The adults ordered fried elote balls ($7)—bite-sized fritters of roasted corn, five cheeses, garlic, onion, lime and cilantro. They came with sour cream and lemon dipping sauce. The flavors were reminiscent of Mexican street food corn-on-the-cob. Next up was an order of fresh chicharrones ($5), crispy pork rinds, served with a sauce of vinegar, shoyu and onion. The pig chips made a fun crackling sound when dipped. Three bacon and Brussels sprouts skewers ($9) followed, with crispy bacon, roasted sprouts and garlic cloves—drizzled with balsamic glaze. Even the little guys liked these.

Moving to large plates, we ordered a house salad of mixed greens, veggies and feta, with wood-fired chicken breast and house ranch ($10). Both the meat and dressing were overpowered by dried tarragon, and the cheese was missing in action. Hansi’s fries ($12) were much better—a pile of shoestring potatoes and smoky, glazed pulled pork topped melted cheddar and fresh jalapeño. A chorizo burger with a side of coleslaw ($12) featured a large handmade sausage patty on a potato bun with lettuce, tomato and onion. The burger was fine, though the coleslaw could have used more seasoning. It was basically wet cabbage with a hint of vinegar.

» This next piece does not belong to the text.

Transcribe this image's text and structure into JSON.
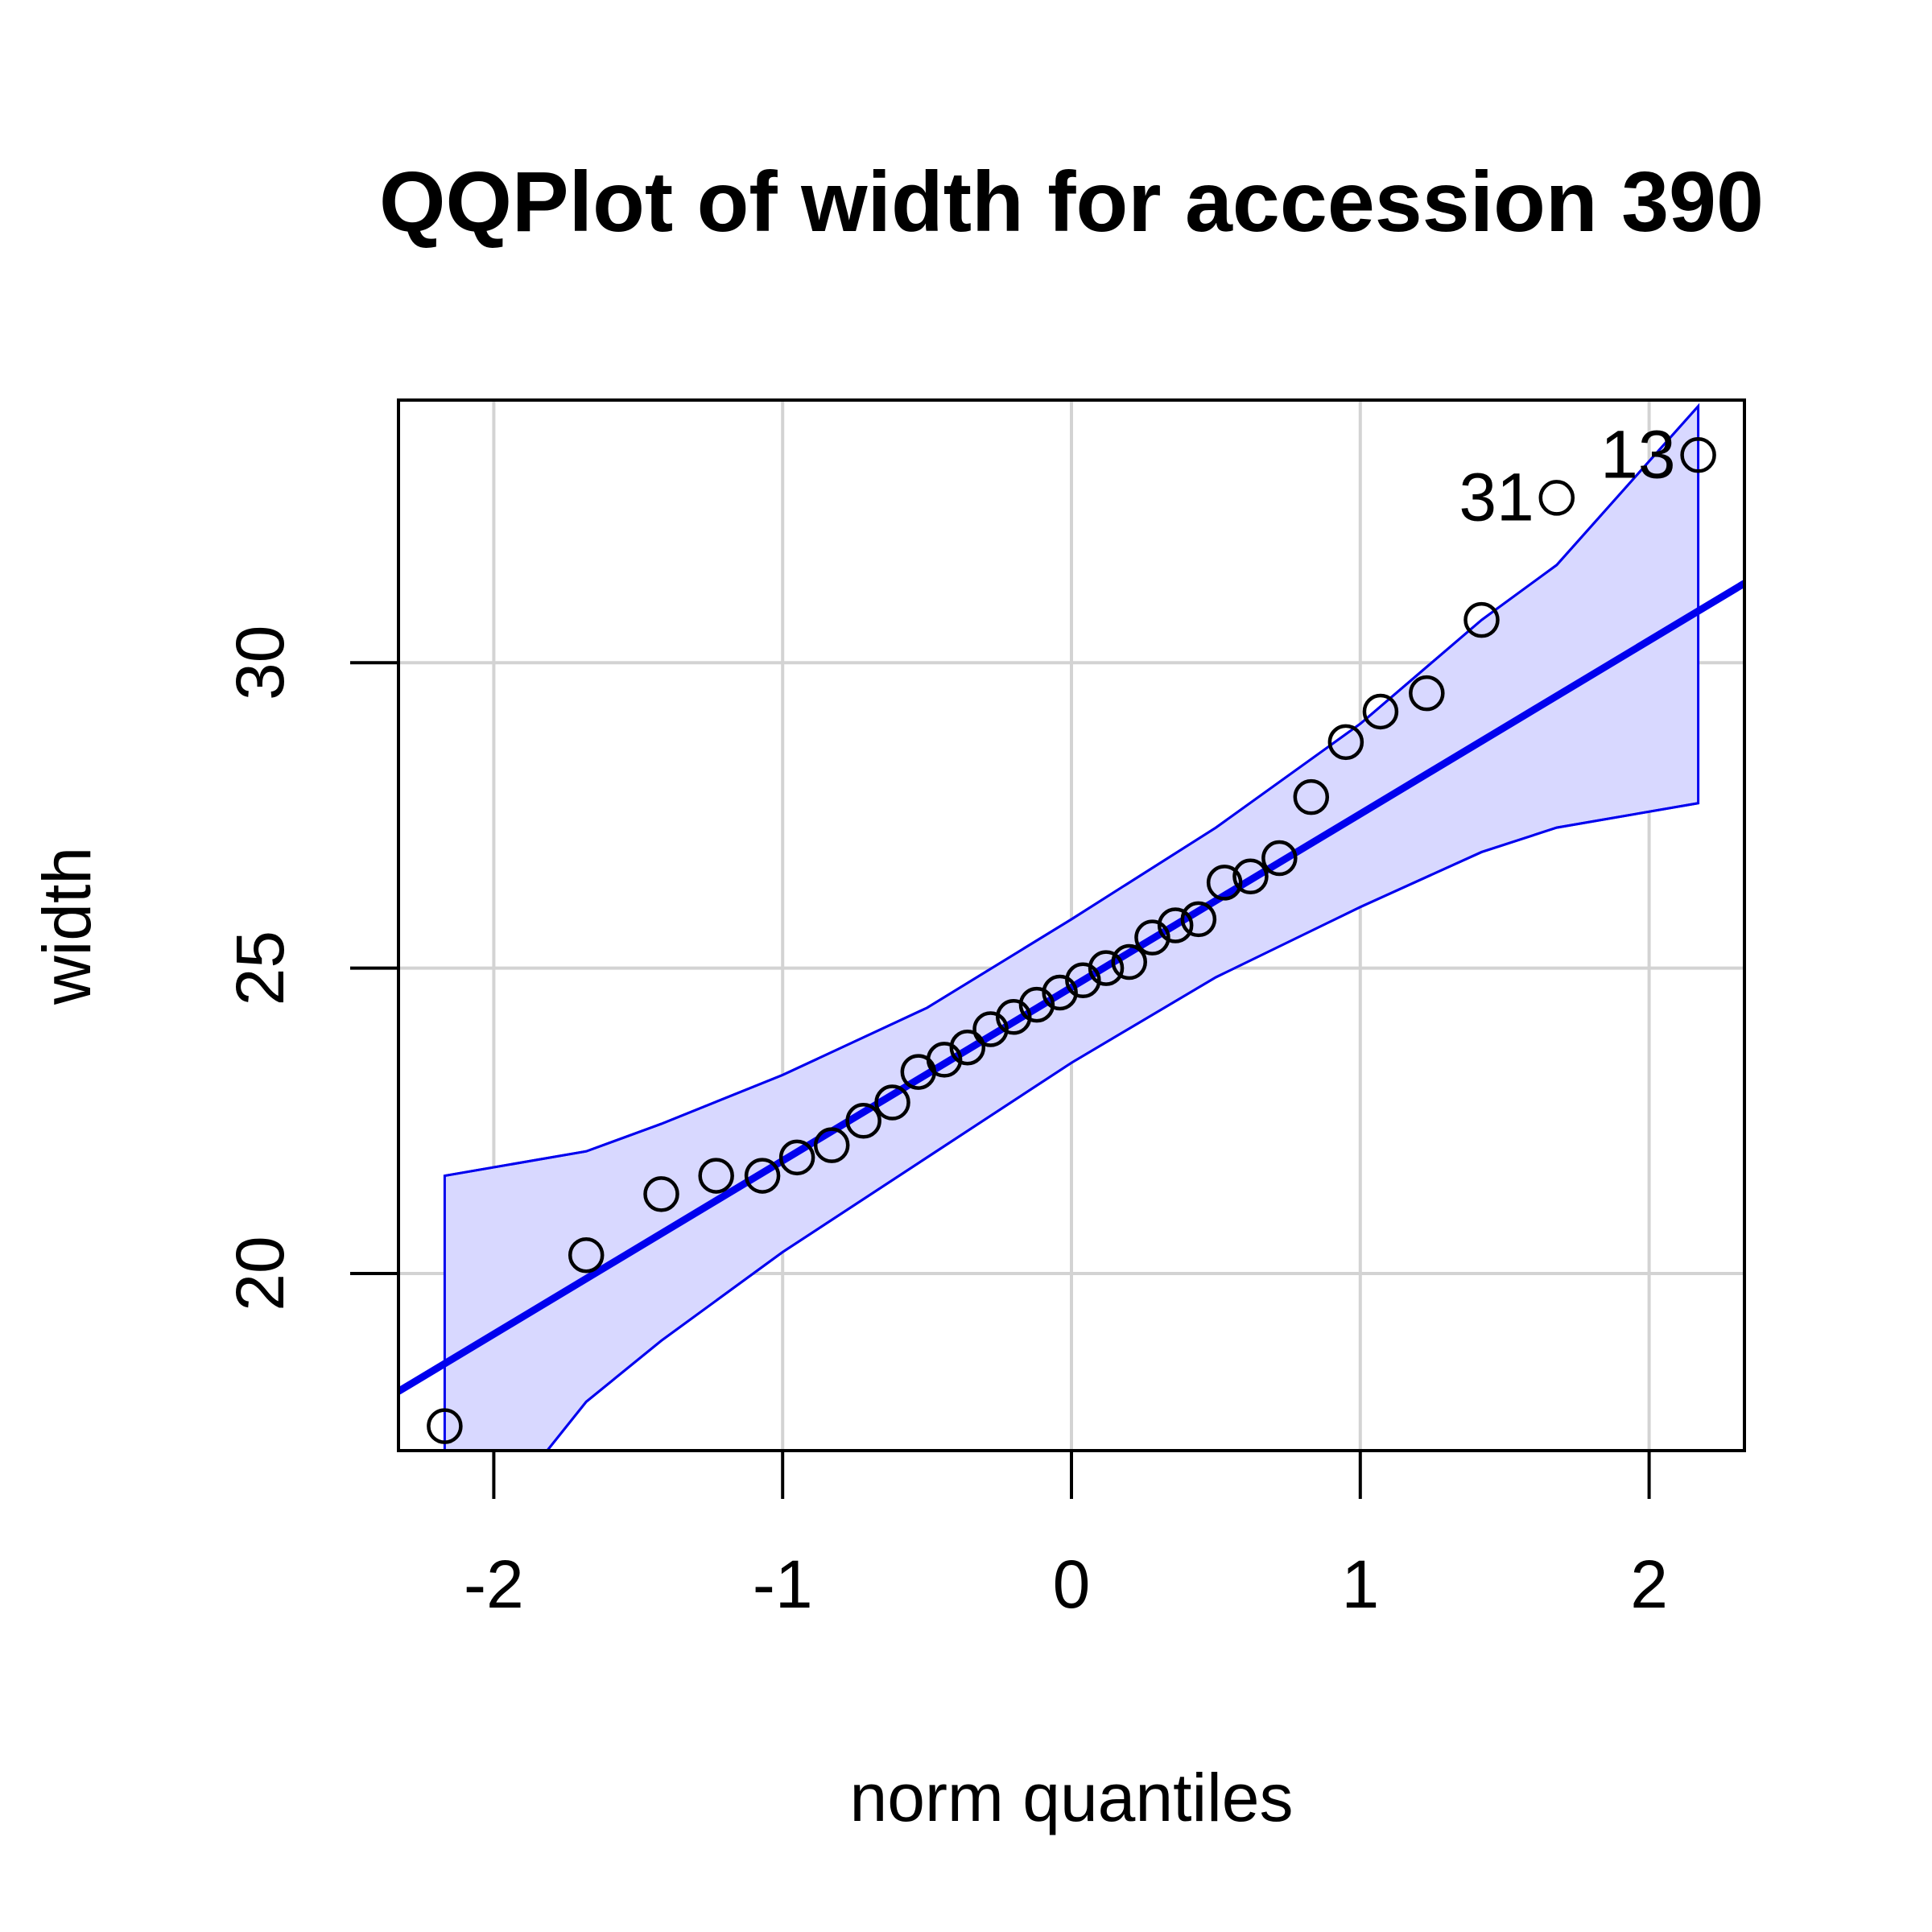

Because we couldn’t decide between the two, we ordered a pair of 14-inch pizzas ($20 each), including the Blue Hawaiian, with marinara, mozzarella, ham and pineapple; and the Yeti, with barbecue sauce, mozzarella, pulled pork, chorizo and red onion. Each was finished with blue cheese and banana pepper, and both were fantastic—with thin crusts and chewy edges.

Despite having plenty of food to share between us, I felt we’d be remiss not to try the day’s special, a pesto elk chop with side of spaghetti ($32). The grilled chop was huge and done a perfect medium rare, topped with shredded parmesan and a really nice housemade pesto. I savored every delicious bite. The pasta was fine, tossed in a mushroom marinara—simple, yet effective. The meal came with a scoop of vanilla ice cream, which I let the kids share.

Although I was too full for dessert, the ladies and kids outvoted me, and I’m glad they did. Servings of cheesecake ($6 each)—both plain and drizzled in caramel—were textbook examples of the classic. But they were completely outshone by Grandma Daisy’s cast iron cookie with ice cream ($7). It comes with a choice of either caramel or chocolate sauce; the kids of course said, “both, please.” An adorable little skillet is filled with chocolate chip cookie dough that’s baked and served hot and gooey, ala mode. No matter how full you are, don’t leave without it.